Swiss defence procurement agency Armasuisse has received bids for the replacement of its ageing fighter jet fleet from five major companies.
The bids were submitted by Airbus, French firm Dassault and Sweden’s Saab, as well as US-based companies Boeing and Lockheed Martin.
Switzerland will choose from among Airbus’s Eurofighter, Boeing’s F/A-18 Super Hornet, Dassault’s Rafale, F-35As made by Lockheed-Martin and Saab’s Gripen E.
The selected aircraft will replace its fighter fleet of Boeing McDonnell Douglas F/A-18C and D Hornets and Northrop F-5 Tigers due to retire in the coming years.
The government is planning to acquire new jets as part of its Air2030 programme, including aircraft and ground-based air defences expected to cost up to Sfr8bn ($8.06bn).
The Swiss Defence Department was quoted by Reuters as saying that the analysis and testing phase starts ‘from February to March 2019’ when ‘specialists from Armasuisse and the Swiss Air Force will test the aircraft in simulators’ at the facilities of the aircraft manufacturers.
Prior to a final decision, the competing aircraft will be put through aerial and ground tests between April and July, and assessments through 2020.
The government is expecting the delivery of the new aircraft to be completed by 2025.
Armasuisse issued a request for proposal in July and has sought for a price quote for the delivery of 30 or 40 planes, including logistics and guided missiles from bidders.

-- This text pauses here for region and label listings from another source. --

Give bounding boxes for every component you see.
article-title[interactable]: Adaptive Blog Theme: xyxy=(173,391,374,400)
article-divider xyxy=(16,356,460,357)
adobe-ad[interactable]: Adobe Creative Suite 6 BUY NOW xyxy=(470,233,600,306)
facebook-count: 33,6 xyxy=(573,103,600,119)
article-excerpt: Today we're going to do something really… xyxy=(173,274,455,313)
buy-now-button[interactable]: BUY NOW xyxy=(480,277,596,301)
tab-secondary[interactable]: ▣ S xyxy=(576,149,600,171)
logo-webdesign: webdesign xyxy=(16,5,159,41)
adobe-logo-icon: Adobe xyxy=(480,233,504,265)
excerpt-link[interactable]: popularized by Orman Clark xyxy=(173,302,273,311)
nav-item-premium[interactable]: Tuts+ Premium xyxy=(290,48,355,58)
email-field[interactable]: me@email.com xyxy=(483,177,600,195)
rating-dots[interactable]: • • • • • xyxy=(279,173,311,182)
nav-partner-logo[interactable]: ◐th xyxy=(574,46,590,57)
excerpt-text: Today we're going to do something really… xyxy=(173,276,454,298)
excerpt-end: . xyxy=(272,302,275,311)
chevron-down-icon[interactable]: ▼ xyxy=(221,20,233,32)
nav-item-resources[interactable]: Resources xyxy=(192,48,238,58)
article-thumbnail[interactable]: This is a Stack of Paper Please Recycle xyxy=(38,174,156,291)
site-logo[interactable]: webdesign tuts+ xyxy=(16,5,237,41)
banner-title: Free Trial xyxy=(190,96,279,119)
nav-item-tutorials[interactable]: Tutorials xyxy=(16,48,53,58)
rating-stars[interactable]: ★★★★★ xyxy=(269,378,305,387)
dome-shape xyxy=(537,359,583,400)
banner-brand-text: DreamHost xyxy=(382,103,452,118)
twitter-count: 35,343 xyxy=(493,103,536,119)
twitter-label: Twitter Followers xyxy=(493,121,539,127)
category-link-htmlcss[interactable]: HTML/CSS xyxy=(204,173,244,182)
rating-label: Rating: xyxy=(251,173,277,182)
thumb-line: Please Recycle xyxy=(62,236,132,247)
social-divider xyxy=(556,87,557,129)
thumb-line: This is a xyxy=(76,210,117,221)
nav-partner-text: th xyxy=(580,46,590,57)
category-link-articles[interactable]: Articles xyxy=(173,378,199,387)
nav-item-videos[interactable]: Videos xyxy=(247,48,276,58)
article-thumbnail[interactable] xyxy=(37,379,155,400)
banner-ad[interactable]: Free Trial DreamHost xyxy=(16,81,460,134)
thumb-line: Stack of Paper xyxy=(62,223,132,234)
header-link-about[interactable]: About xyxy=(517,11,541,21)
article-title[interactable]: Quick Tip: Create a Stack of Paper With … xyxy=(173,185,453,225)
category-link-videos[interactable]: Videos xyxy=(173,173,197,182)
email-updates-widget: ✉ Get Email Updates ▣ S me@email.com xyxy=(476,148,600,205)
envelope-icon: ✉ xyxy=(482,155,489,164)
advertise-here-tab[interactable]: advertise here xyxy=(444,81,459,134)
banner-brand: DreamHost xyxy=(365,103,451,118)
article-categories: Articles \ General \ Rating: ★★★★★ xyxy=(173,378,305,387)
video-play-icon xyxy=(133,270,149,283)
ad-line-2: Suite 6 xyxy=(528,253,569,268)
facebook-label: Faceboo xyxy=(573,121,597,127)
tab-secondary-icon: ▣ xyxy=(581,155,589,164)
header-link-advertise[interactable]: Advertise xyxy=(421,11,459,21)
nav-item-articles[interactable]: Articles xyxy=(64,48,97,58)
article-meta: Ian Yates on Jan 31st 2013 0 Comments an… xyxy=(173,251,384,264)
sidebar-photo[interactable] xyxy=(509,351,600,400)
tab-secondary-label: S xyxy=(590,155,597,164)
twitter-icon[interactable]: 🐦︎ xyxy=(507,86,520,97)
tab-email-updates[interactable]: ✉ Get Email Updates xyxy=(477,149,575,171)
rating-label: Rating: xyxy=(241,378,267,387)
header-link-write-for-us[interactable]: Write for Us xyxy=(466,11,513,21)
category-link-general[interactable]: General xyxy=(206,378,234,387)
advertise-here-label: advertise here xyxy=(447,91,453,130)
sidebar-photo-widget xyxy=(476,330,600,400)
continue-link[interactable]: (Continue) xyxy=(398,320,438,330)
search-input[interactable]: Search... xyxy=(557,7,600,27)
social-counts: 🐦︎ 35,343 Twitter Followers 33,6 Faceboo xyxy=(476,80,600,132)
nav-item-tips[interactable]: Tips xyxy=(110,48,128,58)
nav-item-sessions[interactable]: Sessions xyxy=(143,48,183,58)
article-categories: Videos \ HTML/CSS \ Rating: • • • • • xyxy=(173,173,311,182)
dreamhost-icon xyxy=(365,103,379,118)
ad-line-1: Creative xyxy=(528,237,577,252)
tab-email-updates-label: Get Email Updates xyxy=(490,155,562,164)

Along with Gripen E, Saab offered Swiss industrial participation worth 100% of the contract value in manufacturing, maintenance and technology.
Saab aeronautics head Jonas Hjelm said: “The proposed Gripen E solution features the latest available technology and low acquisition, operation and support costs that will give Switzerland an optimal fleet size, with the best total operational effect over the coming decades.”